Whole industries dedicated to behind the scenes gossip have evolved to serve what seems to be the public’s insatiable appetite for sniffing the dirty linen of their favourite celebrities’ off-screen antics. To be charitable, if it is true that ‘There’s nowt as queer as folk’, then it is certainly the case that there is nothing as interesting as other people. Added to which (and this may be a peculiarly British trait) there is nothing quite as satisfying as watching the exalted ones wobble and topple from their pedestals.

So to the premise of the play: two actors in a film location trailer, one slightly pompous and on the wagon, the other bitter and a practicing lush. The former, Hugh Delavois (Nigel Planer) a veteran and leading artist of all seven of the sci-fi film franchise, ‘Vulcan’, the latter, Gary Savage (Adrian Edmondson) an embittered chum from drama school days with a career on the slide and now reduced to playing a minor super-hero with a handful of lines whilst costumed to look like a startled, cooked lobster.
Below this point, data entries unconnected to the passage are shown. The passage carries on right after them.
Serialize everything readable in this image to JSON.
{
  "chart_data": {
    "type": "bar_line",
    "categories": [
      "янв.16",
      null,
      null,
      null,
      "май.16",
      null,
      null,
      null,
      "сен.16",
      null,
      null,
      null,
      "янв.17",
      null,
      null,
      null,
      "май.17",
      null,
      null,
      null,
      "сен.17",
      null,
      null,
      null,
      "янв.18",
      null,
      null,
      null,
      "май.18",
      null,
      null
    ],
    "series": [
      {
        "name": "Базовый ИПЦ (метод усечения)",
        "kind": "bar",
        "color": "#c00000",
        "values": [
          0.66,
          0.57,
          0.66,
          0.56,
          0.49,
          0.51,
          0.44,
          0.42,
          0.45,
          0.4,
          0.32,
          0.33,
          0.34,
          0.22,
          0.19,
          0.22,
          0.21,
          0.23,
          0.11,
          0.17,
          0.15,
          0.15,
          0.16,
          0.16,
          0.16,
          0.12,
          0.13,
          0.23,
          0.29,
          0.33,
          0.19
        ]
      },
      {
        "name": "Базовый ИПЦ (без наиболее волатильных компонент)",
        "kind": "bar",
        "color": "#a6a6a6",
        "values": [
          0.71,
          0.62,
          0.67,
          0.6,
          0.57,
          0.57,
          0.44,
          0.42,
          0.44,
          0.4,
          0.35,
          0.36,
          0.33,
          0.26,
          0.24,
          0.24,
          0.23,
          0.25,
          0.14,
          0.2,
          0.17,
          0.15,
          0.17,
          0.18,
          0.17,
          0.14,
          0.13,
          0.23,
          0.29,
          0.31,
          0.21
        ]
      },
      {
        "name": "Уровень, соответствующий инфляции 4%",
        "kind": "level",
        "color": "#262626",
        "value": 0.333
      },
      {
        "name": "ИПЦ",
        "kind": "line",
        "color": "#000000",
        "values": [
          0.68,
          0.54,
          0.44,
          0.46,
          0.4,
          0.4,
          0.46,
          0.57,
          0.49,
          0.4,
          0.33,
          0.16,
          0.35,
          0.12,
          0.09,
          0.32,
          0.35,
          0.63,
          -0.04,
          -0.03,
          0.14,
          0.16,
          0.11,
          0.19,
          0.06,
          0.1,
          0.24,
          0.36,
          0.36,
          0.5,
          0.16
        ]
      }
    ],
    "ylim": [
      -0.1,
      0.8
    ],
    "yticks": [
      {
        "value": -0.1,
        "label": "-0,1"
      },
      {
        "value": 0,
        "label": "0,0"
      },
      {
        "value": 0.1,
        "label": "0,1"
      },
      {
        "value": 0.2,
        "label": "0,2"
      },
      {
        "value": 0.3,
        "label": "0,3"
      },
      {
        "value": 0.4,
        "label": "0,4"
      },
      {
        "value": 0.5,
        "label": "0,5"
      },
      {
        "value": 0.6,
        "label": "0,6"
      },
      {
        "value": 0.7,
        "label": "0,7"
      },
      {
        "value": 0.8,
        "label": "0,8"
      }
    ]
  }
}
It all sounds like the recipe for a promising, if conventional, bout of verbal fisticuffs. There are lots of bitchy references to contemporary (successful) actors and plentiful name dropping of the sort familiar to anyone in ‘the biz’. Childish bickering about the relative size of parts and some quips about political correctness and changing attitudes to sexual ‘banter’ round out the first act.

In no small danger of stealing the show is the ‘main artists’ runner’, Leela Vitoli (Lois Chimimba), peart and business-like, who, whilst fending off some sad and somewhat grubby advances, has the job of getting the actors on set in time, but more importantly keeping their festering rivalries from fizzing over into the tight production schedule. Some way into the second act it is revealed that both actors are ex-paramours of her mother at which point each fancy themselves as her (to date unknown) father.
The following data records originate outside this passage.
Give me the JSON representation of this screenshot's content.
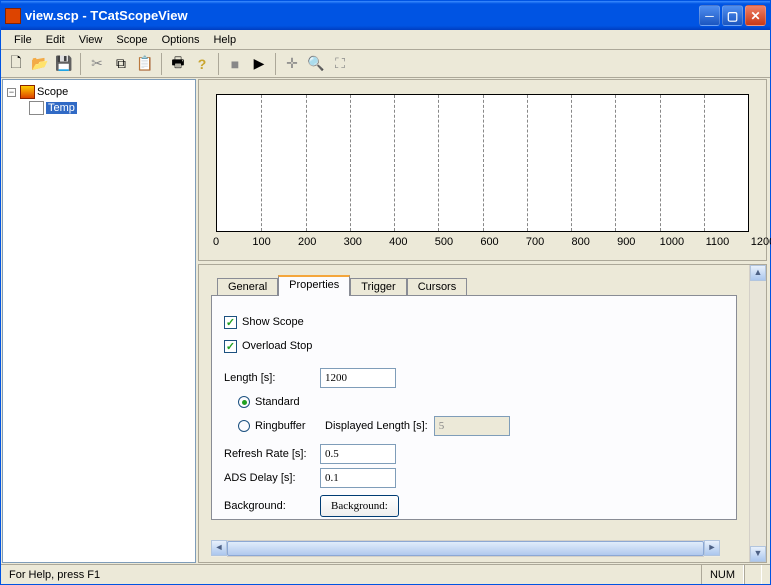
{
  "window": {
    "title": "view.scp - TCatScopeView"
  },
  "menus": [
    "File",
    "Edit",
    "View",
    "Scope",
    "Options",
    "Help"
  ],
  "toolbar": {
    "new": "new",
    "open": "open",
    "save": "save",
    "cut": "cut",
    "copy": "copy",
    "paste": "paste",
    "print": "print",
    "help": "help",
    "stop": "stop",
    "play": "play",
    "cursor": "cursor",
    "zoom": "zoom",
    "reset": "reset"
  },
  "tree": {
    "root": "Scope",
    "child": "Temp"
  },
  "chart": {
    "xticks": [
      0,
      100,
      200,
      300,
      400,
      500,
      600,
      700,
      800,
      900,
      1000,
      1100,
      1200
    ],
    "xmin": 0,
    "xmax": 1200,
    "xstep": 100,
    "background": "#ffffff",
    "grid_color": "#888888",
    "grid_style": "dashed"
  },
  "tabs": {
    "items": [
      "General",
      "Properties",
      "Trigger",
      "Cursors"
    ],
    "active": 1
  },
  "properties": {
    "show_scope": {
      "label": "Show Scope",
      "checked": true
    },
    "overload_stop": {
      "label": "Overload Stop",
      "checked": true
    },
    "length": {
      "label": "Length [s]:",
      "value": "1200"
    },
    "mode_standard": {
      "label": "Standard",
      "selected": true
    },
    "mode_ringbuffer": {
      "label": "Ringbuffer",
      "selected": false
    },
    "displayed_length": {
      "label": "Displayed Length [s]:",
      "value": "5",
      "enabled": false
    },
    "refresh_rate": {
      "label": "Refresh Rate [s]:",
      "value": "0.5"
    },
    "ads_delay": {
      "label": "ADS Delay [s]:",
      "value": "0.1"
    },
    "background": {
      "label": "Background:",
      "button": "Background:"
    }
  },
  "status": {
    "help": "For Help, press F1",
    "num": "NUM"
  }
}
Some comic drama has been bolted on by locating the trailer atop an active volcano in Iceland. This may have been meant as a metaphor for something or other but if so I have to confess at having failed to make the connection. At one point Simon Higlett’s trailer interior set shudders and heaves and we learn that the bridge connecting the unit base with the set has collapsed cutting off the actors – on the active volcano – from the set and safety.

The first act is slow and overlong by at least half an hour and the mystery to me is why three of the most perspicacious producers operating at the moment have failed to get a handle on the shows weaknesses.

Messrs Planer and Edmondson are well within their comfort zone with these characters and thus turn in good performances with plenty of witty lines to raise the laughs. Fans of the two will probably not be disappointed.